Téhéran se dit prêt à livrer les boîtes noires de l’avion que ses militaires ont abattu en janvier. Il avertit toutefois que les appareils sont illisibles.

Le drame a coûté la vie aux 176 personnes à bord de l'appareil, en majorité des Iraniens et des Canadiens, pour beaucoup binationaux.
Le drame a coûté la vie aux 176 personnes à bord de l'appareil, en majorité des Iraniens et des Canadiens, pour beaucoup binationaux.
AFP

Les boîtes noires du Boeing ukrainien abattu au-dessus de Téhéran en janvier ne seront d’«aucune aide» à l'enquête sur les causes du drame, mais l'Iran est prêt à les transmettre à l'étranger, écrit samedi l'agence officielle iranienne Irna.

«Bien que l'enquête soit presque terminée et que le contenu des boîtes noires n'apportera aucune aide bénéfique au processus de l'investigation, nous sommes prêts à les donner à un pays tiers ou à une société [étrangère] pour qu'ils la lisent», écrit Irna en citant Mohsen Baharvand, ministre adjoint des Affaires étrangères chargé des Affaires juridiques et internationales.

Abattu «par erreur»

Les forces armées iraniennes ont reconnu le 11 janvier avoir abattu «par erreur» trois jours plus tôt le Boeing assurant le vol PS 752 d'Ukraine International Airlines entre Téhéran et Kiev peu après son décollage.

Le drame a coûté la vie aux 176 personnes à bord de l'appareil, en majorité des Iraniens et des Canadiens, pour beaucoup binationaux.

Ottawa réclame depuis des mois que l'Iran, qui ne dispose pas de moyens techniques permettant d'extraire et déchiffrer les données des boîtes noires, transmette celles-ci à l'étranger pour que leur contenu puisse être analysé.

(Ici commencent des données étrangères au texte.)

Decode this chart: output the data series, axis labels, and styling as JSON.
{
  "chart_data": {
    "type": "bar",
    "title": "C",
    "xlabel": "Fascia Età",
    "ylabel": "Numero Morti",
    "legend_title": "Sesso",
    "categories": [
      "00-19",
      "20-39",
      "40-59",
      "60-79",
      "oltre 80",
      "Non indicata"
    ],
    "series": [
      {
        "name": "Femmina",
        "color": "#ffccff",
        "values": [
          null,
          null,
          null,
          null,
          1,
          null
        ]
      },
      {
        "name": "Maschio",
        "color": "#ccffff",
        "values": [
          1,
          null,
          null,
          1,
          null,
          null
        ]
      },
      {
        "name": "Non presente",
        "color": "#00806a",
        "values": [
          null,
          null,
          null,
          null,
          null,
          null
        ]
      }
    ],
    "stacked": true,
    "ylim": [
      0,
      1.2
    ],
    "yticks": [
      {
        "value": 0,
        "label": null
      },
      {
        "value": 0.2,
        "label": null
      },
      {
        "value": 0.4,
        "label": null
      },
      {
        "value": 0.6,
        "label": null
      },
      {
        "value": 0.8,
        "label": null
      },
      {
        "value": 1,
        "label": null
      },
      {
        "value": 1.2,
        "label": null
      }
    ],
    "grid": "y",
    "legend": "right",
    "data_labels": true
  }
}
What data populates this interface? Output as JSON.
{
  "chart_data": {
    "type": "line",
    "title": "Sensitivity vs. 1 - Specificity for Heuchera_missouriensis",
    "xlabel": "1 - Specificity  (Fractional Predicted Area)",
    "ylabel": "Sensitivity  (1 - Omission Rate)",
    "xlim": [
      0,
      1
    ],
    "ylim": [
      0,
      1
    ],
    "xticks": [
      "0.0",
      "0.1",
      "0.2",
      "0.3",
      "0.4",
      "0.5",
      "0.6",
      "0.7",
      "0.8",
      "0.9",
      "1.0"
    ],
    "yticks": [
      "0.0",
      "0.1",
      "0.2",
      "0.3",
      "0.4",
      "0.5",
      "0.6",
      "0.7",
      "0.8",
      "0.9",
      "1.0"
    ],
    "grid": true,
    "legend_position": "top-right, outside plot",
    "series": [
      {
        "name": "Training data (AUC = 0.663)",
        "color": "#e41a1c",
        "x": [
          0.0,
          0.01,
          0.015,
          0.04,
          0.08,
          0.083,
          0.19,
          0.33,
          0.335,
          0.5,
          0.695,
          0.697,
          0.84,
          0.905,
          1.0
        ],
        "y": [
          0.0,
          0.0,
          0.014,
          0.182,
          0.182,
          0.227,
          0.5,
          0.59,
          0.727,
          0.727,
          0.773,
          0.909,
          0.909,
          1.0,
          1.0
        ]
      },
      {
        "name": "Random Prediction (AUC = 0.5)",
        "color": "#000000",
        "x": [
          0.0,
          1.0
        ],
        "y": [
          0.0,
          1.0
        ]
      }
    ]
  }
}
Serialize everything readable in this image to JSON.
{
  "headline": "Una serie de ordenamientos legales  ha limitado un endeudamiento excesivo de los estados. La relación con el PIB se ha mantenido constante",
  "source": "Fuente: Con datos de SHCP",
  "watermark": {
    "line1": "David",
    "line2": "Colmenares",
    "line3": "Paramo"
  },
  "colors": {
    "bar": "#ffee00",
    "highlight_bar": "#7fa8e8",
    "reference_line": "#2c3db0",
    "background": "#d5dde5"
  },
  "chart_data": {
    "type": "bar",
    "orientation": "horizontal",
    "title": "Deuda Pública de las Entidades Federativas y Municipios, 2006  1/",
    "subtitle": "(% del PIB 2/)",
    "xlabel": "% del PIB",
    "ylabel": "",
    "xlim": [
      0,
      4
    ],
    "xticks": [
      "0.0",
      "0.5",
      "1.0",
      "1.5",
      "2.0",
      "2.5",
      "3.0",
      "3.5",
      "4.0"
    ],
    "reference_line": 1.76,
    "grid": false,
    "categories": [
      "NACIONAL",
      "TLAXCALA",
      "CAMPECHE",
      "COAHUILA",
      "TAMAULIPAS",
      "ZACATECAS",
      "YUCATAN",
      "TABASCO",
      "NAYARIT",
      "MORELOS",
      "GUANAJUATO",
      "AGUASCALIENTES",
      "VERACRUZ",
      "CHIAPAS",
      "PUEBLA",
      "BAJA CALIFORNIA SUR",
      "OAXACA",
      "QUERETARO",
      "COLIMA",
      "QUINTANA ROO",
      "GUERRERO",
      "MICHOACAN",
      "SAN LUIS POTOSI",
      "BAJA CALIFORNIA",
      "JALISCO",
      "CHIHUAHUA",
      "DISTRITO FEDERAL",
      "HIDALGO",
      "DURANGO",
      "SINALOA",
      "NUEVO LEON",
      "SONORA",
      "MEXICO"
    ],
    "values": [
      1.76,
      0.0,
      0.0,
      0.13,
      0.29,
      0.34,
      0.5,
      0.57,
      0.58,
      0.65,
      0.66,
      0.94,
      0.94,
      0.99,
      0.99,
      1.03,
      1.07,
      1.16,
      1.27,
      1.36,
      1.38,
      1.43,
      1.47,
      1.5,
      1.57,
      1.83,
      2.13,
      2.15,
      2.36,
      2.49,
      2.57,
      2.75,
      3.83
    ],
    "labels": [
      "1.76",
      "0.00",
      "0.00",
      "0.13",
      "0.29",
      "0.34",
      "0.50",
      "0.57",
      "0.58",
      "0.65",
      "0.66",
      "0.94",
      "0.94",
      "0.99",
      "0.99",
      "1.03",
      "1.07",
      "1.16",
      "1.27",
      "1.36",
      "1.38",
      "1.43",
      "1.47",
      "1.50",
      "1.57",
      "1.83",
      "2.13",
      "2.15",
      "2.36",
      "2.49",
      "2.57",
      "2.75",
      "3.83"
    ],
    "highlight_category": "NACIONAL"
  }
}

«Je continue de juger l'Iran»

En mars, après que Téhéran eut annoncé être prête à transférer les boîtes noires vers l'Ukraine ou la France, le ministre des Affaires étrangères canadien, François-Philippe Champagne, avait jugé qu'il s'agissait d'»un pas dans la bonne direction".

«Mais évidemment, moi, je continue de juger l'Iran par leurs actions et non par leurs paroles», avait-il immédiatement ajouté.

Dans son entretien avec Irna, M. Baharvand laisse entendre que l'Iran pose certaines conditions à l'envoi des boîtes noires à l'étranger.